It comes with cool summer rain... a lightness from being washed clean of responsibility for the night. Two patrons--men just north of middle-age--enter the club. One hands me a fistful of singles for the cover charge; the other, who is wearing a wrinkled black tropical-flower print shirt, carefully cracks open his leather billfold and hands me a fifty with a Ulysses smirk. I deftly slap the change into smirk-man's open palm and suggest they grab the last couple of stools at the crowded bar filled with the odd assortment of colorful birds who have flocked here for jazz.
The energy in the jazz club is swirling like the wind outside, focusing all attention to the drama-lit stage where the quartet readies to launch into a first song... their version of Freddie Hubbard's Little Sunflower.
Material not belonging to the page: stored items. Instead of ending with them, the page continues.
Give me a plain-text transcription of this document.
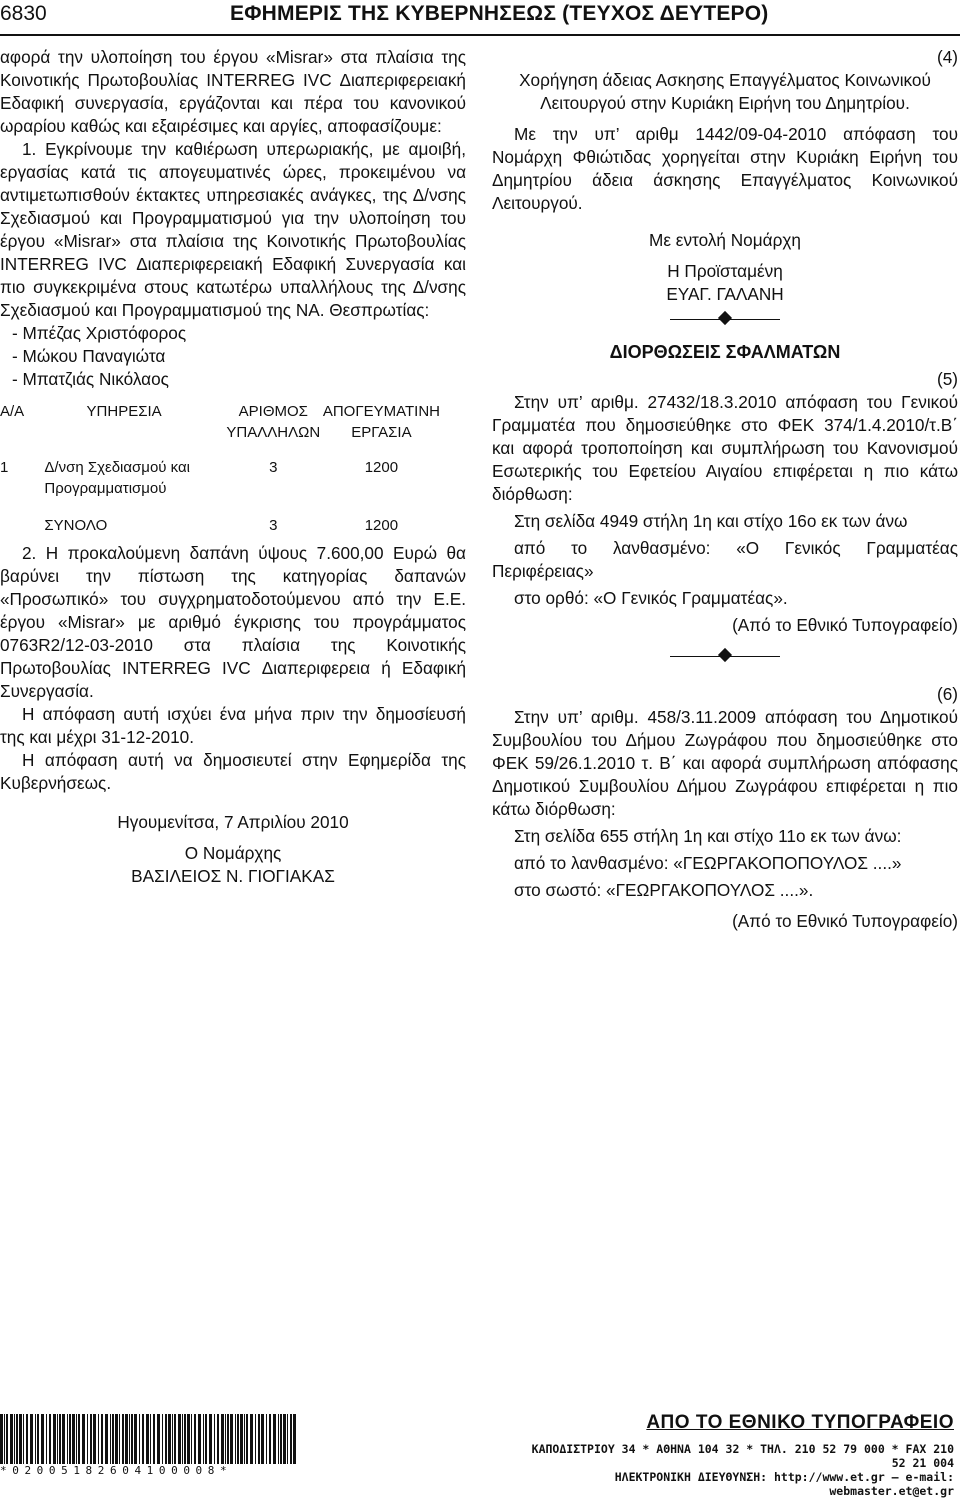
6830	ΕΦΗΜΕΡΙΣ ΤΗΣ ΚΥΒΕΡΝΗΣΕΩΣ (ΤΕΥΧΟΣ ΔΕΥΤΕΡΟ)

αφορά την υλοποίηση του έργου «Misrar» στα πλαίσια της Κοινοτικής Πρωτοβουλίας INTERREG IVC Διαπεριφερειακή Εδαφική συνεργασία, εργάζονται και πέρα του κανονικού ωραρίου καθώς και εξαιρέσιμες και αργίες, αποφασίζουμε:

1. Εγκρίνουμε την καθιέρωση υπερωριακής, με αμοιβή, εργασίας κατά τις απογευματινές ώρες, προκειμένου να αντιμετωπισθούν έκτακτες υπηρεσιακές ανάγκες, της Δ/νσης Σχεδιασμού και Προγραμματισμού για την υλοποίηση του έργου «Misrar» στα πλαίσια της Κοινοτικής Πρωτοβουλίας INTERREG IVC Διαπεριφερειακή Εδαφική Συνεργασία και πιο συγκεκριμένα στους κατωτέρω υπαλλήλους της Δ/νσης Σχεδιασμού και Προγραμματισμού της ΝΑ. Θεσπρωτίας:

- Μπέζας Χριστόφορος
- Μώκου Παναγιώτα
- Μπατζιάς Νικόλαος
Α/Α	ΥΠΗΡΕΣΙΑ	ΑΡΙΘΜΟΣ ΥΠΑΛΛΗΛΩΝ	ΑΠΟΓΕΥΜΑΤΙΝΗ ΕΡΓΑΣΙΑ
1	Δ/νση Σχεδιασμού και Προγραμματισμού	3	1200
	ΣΥΝΟΛΟ	3	1200

2. Η προκαλούμενη δαπάνη ύψους 7.600,00 Ευρώ θα βαρύνει την πίστωση της κατηγορίας δαπανών «Προσωπικό» του συγχρηματοδοτούμενου από την Ε.Ε. έργου «Misrar» με αριθμό έγκρισης του προγράμματος 0763R2/12-03-2010 στα πλαίσια της Κοινοτικής Πρωτοβουλίας INTERREG IVC Διαπεριφερεια ή Εδαφική Συνεργασία.

Η απόφαση αυτή ισχύει ένα μήνα πριν την δημοσίευσή της και μέχρι 31-12-2010.

Η απόφαση αυτή να δημοσιευτεί στην Εφημερίδα της Κυβερνήσεως.

Ηγουμενίτσα, 7 Απριλίου 2010

Ο Νομάρχης

ΒΑΣΙΛΕΙΟΣ Ν. ΓΙΟΓΙΑΚΑΣ

(4)

Χορήγηση άδειας Ασκησης Επαγγέλματος Κοινωνικού Λειτουργού στην Κυριάκη Ειρήνη του Δημητρίου.

Με την υπ’ αριθμ 1442/09-04-2010 απόφαση του Νομάρχη Φθιώτιδας χορηγείται στην Κυριάκη Ειρήνη του Δημητρίου άδεια άσκησης Επαγγέλματος Κοινωνικού Λειτουργού.

Με εντολή Νομάρχη

Η Προϊσταμένη

ΕΥΑΓ. ΓΑΛΑΝΗ

ΔΙΟΡΘΩΣΕΙΣ ΣΦΑΛΜΑΤΩΝ

(5)

Στην υπ’ αριθμ. 27432/18.3.2010 απόφαση του Γενικού Γραμματέα που δημοσιεύθηκε στο ΦΕΚ 374/1.4.2010/τ.Β΄ και αφορά τροποποίηση και συμπλήρωση του Κανονισμού Εσωτερικής του Εφετείου Αιγαίου επιφέρεται η πιο κάτω διόρθωση:

Στη σελίδα 4949 στήλη 1η και στίχο 16ο εκ των άνω

από το λανθασμένο: «Ο Γενικός Γραμματέας Περιφέρειας»

στο ορθό: «Ο Γενικός Γραμματέας».

(Από το Εθνικό Τυπογραφείο)

(6)

Στην υπ’ αριθμ. 458/3.11.2009 απόφαση του Δημοτικού Συμβουλίου του Δήμου Ζωγράφου που δημοσιεύθηκε στο ΦΕΚ 59/26.1.2010 τ. Β΄ και αφορά συμπλήρωση απόφασης Δημοτικού Συμβουλίου Δήμου Ζωγράφου επιφέρεται η πιο κάτω διόρθωση:

Στη σελίδα 655 στήλη 1η και στίχο 11ο εκ των άνω:

από το λανθασμένο: «ΓΕΩΡΓΑΚΟΠΟΠΟΥΛΟΣ ....»

στο σωστό: «ΓΕΩΡΓΑΚΟΠΟΥΛΟΣ ....».

(Από το Εθνικό Τυπογραφείο)

*02005182604100008*
ΑΠΟ ΤΟ ΕΘΝΙΚΟ ΤΥΠΟΓΡΑΦΕΙΟ
ΚΑΠΟΔΙΣΤΡΙΟΥ 34 * ΑΘΗΝΑ 104 32 * ΤΗΛ. 210 52 79 000 * FAX 210 52 21 004
ΗΛΕΚΤΡΟΝΙΚΗ ΔΙΕΥΘΥΝΣΗ: http://www.et.gr — e-mail: webmaster.et@et.gr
The piano player tickles the keys like the rain pitter-pattering the windows as a lovely rhythm is established and the tenor leaves his menacing sax parked next to him at the ready for the night ahead while defining the song's signature with an emotion-surging flute.
A dark-hair angel at a nearby table, sips her Manhattan in the candle glow, crosses her smooth legs, and poses in the beauty of the song. She is emblematic of the night's promise...a night of the yearning for who knows what....anything is possible.
As the song slowly but deliberately unfolds, I need to blink hard a couple of times because I swear the club is filling with a field of sunflowers...thus is the magic of this jazz night.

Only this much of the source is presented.